At the altar the Sherpas had the juniper incense burning and Frank stopped to breathe the smoke. Then making sure to leave the altar on his right he started toward the Icefall. Two Sherpas were with him. He had no pack—the Sherpas were carrying his gear—and he thought how the previous Everest climb he would have been chagrined to have someone else carry his load. But now it was okay; now he didn't have to prove anything.
For the first half hour the route was easy walking, then they entered the seracs and the angle steepened. Soon they were weaving among the ice towers, following the yellow polypropylene rope as it wove from one anchor to the next. At the first ladder sections Frank tepidly tested the rungs with his crampons. Even without a pack he felt awkward, but at least he was protected by his waist harness attached to a fixed line and which he used both as balance and safety.
It was a clear morning, and shadow light gave a blue softness to the ice that made it easy to forget you were in a dangerous place.
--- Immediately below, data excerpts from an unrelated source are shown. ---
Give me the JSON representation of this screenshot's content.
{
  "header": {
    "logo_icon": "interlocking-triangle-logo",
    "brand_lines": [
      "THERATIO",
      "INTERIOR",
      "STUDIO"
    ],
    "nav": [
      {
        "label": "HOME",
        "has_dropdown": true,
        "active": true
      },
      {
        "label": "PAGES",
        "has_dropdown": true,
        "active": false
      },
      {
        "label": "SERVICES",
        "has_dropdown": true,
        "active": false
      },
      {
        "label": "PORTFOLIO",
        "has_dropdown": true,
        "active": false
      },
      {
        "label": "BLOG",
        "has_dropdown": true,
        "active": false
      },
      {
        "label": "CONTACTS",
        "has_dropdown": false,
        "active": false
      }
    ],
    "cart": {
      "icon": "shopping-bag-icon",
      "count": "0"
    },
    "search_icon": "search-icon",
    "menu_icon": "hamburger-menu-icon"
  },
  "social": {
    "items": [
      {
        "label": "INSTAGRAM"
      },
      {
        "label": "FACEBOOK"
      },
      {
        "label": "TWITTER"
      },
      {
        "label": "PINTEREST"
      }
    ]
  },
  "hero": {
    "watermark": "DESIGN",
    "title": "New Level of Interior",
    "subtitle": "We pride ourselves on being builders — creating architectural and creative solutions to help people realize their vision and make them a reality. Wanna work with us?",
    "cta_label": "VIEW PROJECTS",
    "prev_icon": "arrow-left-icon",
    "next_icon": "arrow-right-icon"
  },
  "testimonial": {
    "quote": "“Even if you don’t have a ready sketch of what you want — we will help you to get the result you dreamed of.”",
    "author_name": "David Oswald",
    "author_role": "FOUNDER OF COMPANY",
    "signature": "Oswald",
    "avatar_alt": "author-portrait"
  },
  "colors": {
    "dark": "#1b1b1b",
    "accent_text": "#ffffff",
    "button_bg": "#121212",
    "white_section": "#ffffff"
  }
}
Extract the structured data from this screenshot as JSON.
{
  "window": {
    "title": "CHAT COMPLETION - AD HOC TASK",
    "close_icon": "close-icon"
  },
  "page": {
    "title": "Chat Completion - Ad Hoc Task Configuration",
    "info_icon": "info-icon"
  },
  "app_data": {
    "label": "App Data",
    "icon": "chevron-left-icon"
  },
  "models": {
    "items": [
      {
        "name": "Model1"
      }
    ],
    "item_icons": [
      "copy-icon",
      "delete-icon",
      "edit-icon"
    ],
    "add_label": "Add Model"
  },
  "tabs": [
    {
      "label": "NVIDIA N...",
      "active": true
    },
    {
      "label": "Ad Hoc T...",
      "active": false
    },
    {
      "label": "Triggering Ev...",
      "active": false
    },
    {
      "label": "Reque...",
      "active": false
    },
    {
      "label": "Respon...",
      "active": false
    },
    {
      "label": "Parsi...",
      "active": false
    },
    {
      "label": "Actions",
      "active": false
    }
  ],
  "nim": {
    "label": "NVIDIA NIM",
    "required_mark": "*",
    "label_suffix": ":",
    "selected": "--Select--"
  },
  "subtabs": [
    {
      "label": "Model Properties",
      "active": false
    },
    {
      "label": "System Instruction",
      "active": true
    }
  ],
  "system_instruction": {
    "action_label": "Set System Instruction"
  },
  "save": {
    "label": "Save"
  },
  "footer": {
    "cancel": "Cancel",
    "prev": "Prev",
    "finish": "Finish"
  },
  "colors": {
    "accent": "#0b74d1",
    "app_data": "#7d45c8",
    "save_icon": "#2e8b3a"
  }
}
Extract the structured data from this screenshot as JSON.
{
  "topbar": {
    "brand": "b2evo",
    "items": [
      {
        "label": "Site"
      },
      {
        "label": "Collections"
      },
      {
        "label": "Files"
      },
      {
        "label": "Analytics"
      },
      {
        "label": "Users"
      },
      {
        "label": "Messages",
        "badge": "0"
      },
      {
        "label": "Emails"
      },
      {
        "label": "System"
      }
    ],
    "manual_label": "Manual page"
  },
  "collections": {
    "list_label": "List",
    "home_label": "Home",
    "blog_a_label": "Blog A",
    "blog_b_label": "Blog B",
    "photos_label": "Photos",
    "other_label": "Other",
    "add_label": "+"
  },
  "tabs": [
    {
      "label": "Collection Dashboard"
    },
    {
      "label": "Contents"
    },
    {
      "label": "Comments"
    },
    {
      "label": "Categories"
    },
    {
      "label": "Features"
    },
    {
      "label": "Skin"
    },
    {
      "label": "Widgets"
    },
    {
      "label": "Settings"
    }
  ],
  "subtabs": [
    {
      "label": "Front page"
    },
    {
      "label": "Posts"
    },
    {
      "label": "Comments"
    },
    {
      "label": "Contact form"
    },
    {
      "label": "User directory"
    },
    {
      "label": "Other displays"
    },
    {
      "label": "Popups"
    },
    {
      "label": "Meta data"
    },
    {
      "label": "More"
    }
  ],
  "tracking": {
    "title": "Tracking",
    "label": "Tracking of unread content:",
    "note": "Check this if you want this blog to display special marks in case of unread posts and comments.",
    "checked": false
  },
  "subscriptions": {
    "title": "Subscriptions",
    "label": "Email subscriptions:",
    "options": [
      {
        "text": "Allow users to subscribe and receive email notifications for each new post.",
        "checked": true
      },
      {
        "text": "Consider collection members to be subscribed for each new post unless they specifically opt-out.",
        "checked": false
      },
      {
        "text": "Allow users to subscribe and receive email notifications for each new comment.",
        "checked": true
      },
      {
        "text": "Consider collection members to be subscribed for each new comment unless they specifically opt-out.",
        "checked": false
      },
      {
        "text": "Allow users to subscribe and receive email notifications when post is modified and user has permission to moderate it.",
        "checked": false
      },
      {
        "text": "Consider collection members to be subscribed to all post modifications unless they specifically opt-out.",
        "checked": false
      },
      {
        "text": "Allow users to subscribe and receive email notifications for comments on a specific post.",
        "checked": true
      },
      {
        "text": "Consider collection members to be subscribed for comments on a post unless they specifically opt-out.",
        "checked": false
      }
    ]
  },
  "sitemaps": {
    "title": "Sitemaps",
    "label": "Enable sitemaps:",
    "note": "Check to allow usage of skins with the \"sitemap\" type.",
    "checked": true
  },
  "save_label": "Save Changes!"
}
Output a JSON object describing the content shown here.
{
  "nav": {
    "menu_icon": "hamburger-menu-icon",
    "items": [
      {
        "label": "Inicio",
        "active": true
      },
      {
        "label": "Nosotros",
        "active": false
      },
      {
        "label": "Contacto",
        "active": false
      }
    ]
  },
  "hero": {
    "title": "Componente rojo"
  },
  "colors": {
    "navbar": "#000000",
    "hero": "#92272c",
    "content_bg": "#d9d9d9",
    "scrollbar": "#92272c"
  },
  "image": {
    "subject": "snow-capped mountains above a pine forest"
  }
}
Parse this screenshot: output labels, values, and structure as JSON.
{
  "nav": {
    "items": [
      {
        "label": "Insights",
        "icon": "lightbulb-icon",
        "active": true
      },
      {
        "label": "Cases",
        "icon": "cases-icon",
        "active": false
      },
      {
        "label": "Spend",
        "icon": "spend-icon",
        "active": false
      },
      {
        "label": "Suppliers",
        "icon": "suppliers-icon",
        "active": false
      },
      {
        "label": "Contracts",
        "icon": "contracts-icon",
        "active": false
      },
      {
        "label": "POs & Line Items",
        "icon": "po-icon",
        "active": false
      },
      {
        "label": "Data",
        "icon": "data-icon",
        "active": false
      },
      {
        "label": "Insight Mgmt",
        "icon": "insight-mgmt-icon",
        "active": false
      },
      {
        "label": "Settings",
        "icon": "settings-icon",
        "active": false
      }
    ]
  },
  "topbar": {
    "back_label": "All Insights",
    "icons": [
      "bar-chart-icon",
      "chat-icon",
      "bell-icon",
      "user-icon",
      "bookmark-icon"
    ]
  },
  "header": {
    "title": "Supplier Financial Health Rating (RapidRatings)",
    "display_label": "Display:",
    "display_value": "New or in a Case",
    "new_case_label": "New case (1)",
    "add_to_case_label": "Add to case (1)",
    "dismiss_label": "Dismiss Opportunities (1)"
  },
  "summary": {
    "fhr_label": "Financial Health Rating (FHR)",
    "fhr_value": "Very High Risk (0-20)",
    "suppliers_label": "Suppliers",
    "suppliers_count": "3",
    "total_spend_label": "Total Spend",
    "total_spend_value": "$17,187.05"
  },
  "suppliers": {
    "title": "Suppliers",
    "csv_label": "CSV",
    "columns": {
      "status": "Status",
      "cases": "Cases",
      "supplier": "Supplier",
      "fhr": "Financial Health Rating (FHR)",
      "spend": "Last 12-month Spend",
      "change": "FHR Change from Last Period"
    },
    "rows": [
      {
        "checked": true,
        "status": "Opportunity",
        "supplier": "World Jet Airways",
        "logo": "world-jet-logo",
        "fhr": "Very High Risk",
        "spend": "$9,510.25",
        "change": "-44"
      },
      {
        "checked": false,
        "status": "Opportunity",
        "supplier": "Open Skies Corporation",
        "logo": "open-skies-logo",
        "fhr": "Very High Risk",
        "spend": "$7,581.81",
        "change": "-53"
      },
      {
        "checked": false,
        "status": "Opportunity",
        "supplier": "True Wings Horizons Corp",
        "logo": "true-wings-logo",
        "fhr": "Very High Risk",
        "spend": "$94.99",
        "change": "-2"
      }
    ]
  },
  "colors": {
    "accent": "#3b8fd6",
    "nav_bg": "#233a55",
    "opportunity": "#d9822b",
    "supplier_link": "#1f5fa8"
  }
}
Then, passing under a towering block, Frank was reminded that it was only a question of when the block would tumble, only a question of statistics that it wouldn't let go at that moment.
An hour and a half above base camp Frank was at the entrance to the Interconnect. This was the most chaotic section of the Icefall, and here t
he ice looked different. Above this section Frank could see the blocks were huge and tinged a light blue. Here, though, the ice was broken in smaller pieces that were fresh white from recent cleavage. For some reason this area was unusually active, and every couple of days a Sherpa crew had to come through it to replace ropes and ladders that had been snapped or crunched by the shifting ice blocks. As Frank climbed into the Interconnect he could see fragments of ladders and ropes from past expeditions sticking out of the ice like bones in a bulldozed graveyard.
To make 100 feet of direct line progress it was necessary to weave and wind 300. Frank felt he was moving well, though, and in a half hour he was through the Interconnect and into a zone of house-sized blocks just below camp 1. He felt good. Sunlight was inching down toward the Icefall, but he knew by the time it reached his path he would be most of the way up. In the still morning the only sound was his boots crunching snow and his forced breathing. Even the Sherpas were quiet, foregoing their usual chants: Maybe they sensed, as he did, that danger was behind, that all would be safe to camp 1.
His strength seemed to match his high spirits, and he kept an even, steady pace. He stopped once to look around. He thought, What an extraordinary place, to be so dangerous and at the same time so beautiful. To his right was an ice arch shaped like one of those sandstone structures in the American Southwest. Everywhere the blocks gleamed light blue. It was a fairyland place, not quite real, the land at the bottom of Alice's hole. One two-story block had a four-section ladder leaning against it. On top he balanced along a block that was like scaling the backbone of a sleeping dinosaur. Another ladder spanned a narrow chasm that appeared bottomless: looking down revealed nothing but black. Then the sun broke above the neighboring ridge and he lowered his goggles. In a half hour he could see just ahead the two tents at camp 1, and behind them his first view of the Western Cwm, the highest valley of its size on earth.